If we only had the spiffy name…

I mentioned this before in the Lazy Reading from last Sunday, but it’s worth a second look: Apple’s new Fusion Drive product appears to be very much like DragonFly’s swapcache.  DragonFly doesn’t have exclusive right to the idea of caching on a faster disk, clearly, so I’m not complaining that it’s “ours”.  It’s frustrating to see product announcement/press releases stumbling all over this like it’s a new thing.

Then again, having new ideas about technology ideas and making sure they spread is one of the points of the BSD license, so perhaps there’s no good reason to complain at all.

(Before anyone reads too much into this: No, I don’t know of any direct relationship between swapcache and Fusion Drive; they may have no common background other than structure.)

From make to bmake

John Marino is working on a very good idea: bringing bmake into DragonFly as a replacement for the current ‘make’.  bmake is going through more active development and apparently also in use/will be used? on FreeBSD, so syncing up with the same make flavor as FreeBSD and NetBSD will help everyone.  It’ll also remove the problem where you ‘make’ everything in DragonFly, except pkgsrc packages which you ‘bmake’.  It’s not changed over yet.
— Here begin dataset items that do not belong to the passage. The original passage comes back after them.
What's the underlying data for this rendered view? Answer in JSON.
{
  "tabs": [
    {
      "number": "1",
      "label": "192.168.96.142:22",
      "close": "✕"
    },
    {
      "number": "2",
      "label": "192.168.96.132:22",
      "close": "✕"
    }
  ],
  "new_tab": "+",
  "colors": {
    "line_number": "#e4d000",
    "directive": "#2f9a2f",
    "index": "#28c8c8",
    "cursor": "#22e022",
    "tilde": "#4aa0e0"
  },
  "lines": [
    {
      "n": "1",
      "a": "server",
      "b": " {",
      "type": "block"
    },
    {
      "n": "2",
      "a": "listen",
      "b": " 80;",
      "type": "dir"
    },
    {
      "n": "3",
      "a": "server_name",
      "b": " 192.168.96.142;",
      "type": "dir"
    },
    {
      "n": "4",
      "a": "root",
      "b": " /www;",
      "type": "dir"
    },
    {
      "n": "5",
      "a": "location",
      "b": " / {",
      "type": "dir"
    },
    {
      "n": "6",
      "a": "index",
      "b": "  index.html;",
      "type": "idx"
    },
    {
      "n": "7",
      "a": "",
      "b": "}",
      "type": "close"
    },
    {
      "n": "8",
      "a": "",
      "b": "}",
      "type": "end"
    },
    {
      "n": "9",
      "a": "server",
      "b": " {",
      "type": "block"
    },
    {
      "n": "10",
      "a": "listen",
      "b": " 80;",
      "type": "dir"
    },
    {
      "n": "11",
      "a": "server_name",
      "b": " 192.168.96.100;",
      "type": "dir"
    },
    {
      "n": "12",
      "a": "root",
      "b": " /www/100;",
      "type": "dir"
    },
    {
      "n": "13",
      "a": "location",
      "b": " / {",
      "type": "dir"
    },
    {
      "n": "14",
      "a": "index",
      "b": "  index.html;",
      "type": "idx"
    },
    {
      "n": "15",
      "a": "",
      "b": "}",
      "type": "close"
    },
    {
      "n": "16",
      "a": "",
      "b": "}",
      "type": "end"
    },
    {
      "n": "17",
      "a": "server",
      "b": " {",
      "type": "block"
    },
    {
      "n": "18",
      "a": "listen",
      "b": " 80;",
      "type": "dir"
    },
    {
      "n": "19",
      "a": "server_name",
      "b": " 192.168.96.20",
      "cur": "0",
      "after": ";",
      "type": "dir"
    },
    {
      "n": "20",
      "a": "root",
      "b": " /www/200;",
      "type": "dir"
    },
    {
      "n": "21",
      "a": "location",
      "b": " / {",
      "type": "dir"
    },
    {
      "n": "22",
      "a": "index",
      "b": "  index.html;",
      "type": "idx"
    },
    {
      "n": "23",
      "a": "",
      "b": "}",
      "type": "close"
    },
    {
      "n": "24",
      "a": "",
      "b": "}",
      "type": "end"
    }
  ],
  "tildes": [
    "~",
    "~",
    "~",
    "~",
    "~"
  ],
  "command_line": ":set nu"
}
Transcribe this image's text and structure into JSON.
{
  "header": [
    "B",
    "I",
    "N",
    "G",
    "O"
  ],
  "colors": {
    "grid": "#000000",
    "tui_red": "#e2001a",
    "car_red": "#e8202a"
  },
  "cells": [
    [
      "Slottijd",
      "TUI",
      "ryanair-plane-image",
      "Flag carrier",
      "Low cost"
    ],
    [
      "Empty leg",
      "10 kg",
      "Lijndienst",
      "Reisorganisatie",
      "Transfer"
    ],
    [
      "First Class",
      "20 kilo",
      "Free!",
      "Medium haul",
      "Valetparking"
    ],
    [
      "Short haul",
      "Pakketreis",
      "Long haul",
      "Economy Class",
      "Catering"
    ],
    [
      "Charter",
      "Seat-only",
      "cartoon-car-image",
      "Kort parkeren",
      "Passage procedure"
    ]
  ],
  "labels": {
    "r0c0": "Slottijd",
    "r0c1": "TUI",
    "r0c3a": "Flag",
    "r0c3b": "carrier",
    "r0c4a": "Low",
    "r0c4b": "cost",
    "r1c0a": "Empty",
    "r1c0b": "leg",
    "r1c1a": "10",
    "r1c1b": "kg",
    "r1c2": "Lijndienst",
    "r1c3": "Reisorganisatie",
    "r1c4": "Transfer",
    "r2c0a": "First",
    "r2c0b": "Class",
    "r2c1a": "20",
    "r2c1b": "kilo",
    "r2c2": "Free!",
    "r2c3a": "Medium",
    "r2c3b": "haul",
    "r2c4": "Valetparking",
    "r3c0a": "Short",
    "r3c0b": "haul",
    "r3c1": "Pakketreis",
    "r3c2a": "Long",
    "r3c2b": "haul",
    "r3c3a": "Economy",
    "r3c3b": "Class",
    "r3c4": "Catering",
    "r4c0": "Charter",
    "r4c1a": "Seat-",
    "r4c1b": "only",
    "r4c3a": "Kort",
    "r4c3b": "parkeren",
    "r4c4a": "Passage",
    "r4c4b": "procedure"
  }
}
(What does OpenBSD use for make?)

 

Major USB update arrives

Sascha Wildner has committed Markus Pfeiffer’s port of USB4BSD to DragonFly.   USB network, input , audio, and storage devices (including xhci/USB3 items) may work, though there’s no guarantee for each driver.  This is added but not on by default, so see the first link for instructions on how to rebuild your kernel to use it.  This will be in (but not default) the DragonFly 3.2 release.

(This is shaping up to be a much bigger release than I anticipated!)

Holy crap, look at those numbers

Remember the new scheduler work?  Well, it continued, and now Francois Tigeot has posted pgbench benchmarks of the progress and benchmarks of DragonFly vs. other operating systems.  The links are to PDFs; scroll down as each have multiple pages.

The summary result: If you’re running Postgres, you probably want to do it on DragonFly.  The numbers are the best results for any BSD,  even better to some extent than Linux, which has had its own issues with schedulers and Postgres.  DragonFly 3.2 will include these improvements.